Hedge fund managers live in a “bigger is better“ reality. A bigger asset base plus bigger returns means bigger fees. All good.
As bigger boats go, a notable market high among hedge fund managers was acheived in 2006 when Elena Ambrosiadou, best known for setting up IKOS, one of the most successful hedge funds in the world, purchased the 289-foot Maltese Falcon — the largest private sailboat in the world — for $120 million. A couple of years later, Renaissance Technologies’ James Simons purchased the 220 foot Archimedes for $100 million -— the new normal.
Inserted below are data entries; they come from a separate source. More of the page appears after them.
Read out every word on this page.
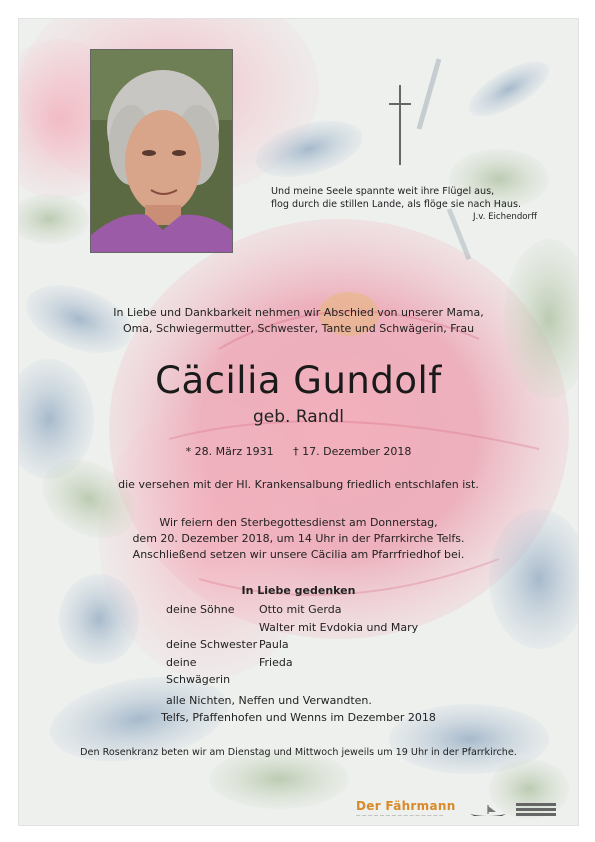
Und meine Seele spannte weit ihre Flügel aus,
flog durch die stillen Lande, als flöge sie nach Haus.
J.v. Eichendorff
In Liebe und Dankbarkeit nehmen wir Abschied von unserer Mama,
Oma, Schwiegermutter, Schwester, Tante und Schwägerin, Frau
Cäcilia Gundolf
geb. Randl
* 28. März 1931 † 17. Dezember 2018
die versehen mit der Hl. Krankensalbung friedlich entschlafen ist.
Wir feiern den Sterbegottesdienst am Donnerstag,
dem 20. Dezember 2018, um 14 Uhr in der Pfarrkirche Telfs.
Anschließend setzen wir unsere Cäcilia am Pfarrfriedhof bei.
In Liebe gedenken
deine Söhne	Otto mit Gerda
Walter mit Evdokia und Mary
deine Schwester Paula
deine Schwägerin
Frieda
alle Nichten, Neffen und Verwandten.
Telfs, Pfaffenhofen und Wenns im Dezember 2018
Den Rosenkranz beten wir am Dienstag und Mittwoch jeweils um 19 Uhr in der Pfarrkirche.
Der Fährmann
— — — — — — — — — — — — — — —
But now comes some good news for aspirational traders that wish to keep up with the Simons’ — an entry-level yacht starting at just under $300,000!
The Ulysse Nardin Grand Deck Marine Tourbillon — one of the most buzzed-about timepieces introduced at this year’s Baselworld — is described as a sailboat for the wrist that surprises for its innovative mechanisms and unique dial design. Cutting-edge technology and innovative mechanisms are all aboard this high-precision craft decked out in a nautical-inspired design.
The watch’s dial miniaturizes elements of the deck of a classic racing yacht, including a wood deck, winches, lines and a mainsail boom. The dial is made of inlaid wood in a color and curved design intended to resemble the deck of a classic yacht. A blued aluminum minutes hand represents the boom, the horizontal spar used to angle the mainsail on a racing boat. It swings down from the 12 o’clock position, sweeping across a retrograde minutes scale that extends from three to six o’clock. It is literally pulled across the scale by strong high-tech fibers that wrap around two rigging screws and two pinions designed to resemble — and function as — the winches on the deck of a racing yacht.
The winches use a drive gear, a spiral tensioning spring, and two lock pins to tack the boom. The lines are thinner than a human hair, measuring 0.0357 mm in diameter, and are capable of withstanding traction of 1.41 kg (about 3.10 pounds) without stretching. They are made of polyethylene Dyneema, a fiber used in ship’s rigging that is many times stronger than steel.
On the watch’s dial, four little silver pins function like winches (those metal spools you use to crank in the sails) pulling the boom — the pole at the foot of the sail — across the watch’s face over 60 minutes. Every hour, the watch’s “boom” swings back across the its face. (This is the point on an actual boat when you yell “Jibe ho!” or at least politely tell everyone to watch their head.)
The Grand Deck Marine Tourbillon is a high-tech tribute to the 170-year-old Swiss watchmaker’s nautical history, Ulysse Nardin launched in 1846 and made its name manufacturing marine chronometers: Highly accurate watches designed for keeping time at sea. Accompanied by the complex manual-winding Manufacture movement, Caliber UN-630, and a 48-hour power reserve, this watch proves to be stylish, as well as practical.
If luxury watchmakers are fretting about the 3.3% dip in Swiss watch exports in 2015, they certainly have a funny way of showing it at Baselworld 2016, the international watch and jewelry fair where brands show off their latest designs and technology of their most ultra-expensive, super limited-edition watches. This is where Ulysse Nardin introduced its Grand Deck Marine Tourbillon, and where representatives from Fendi talked about raising prices; Hermès showed watches with big cats hand-carved and painted onto their enamel faces and Chanel launched a collection of timepieces housing tiny sculpted gold birds in their cases.
Brands use these watches to tell their stories at Baselworld, just as some luxury enthusiasts use watches like these to enhance their personal brand.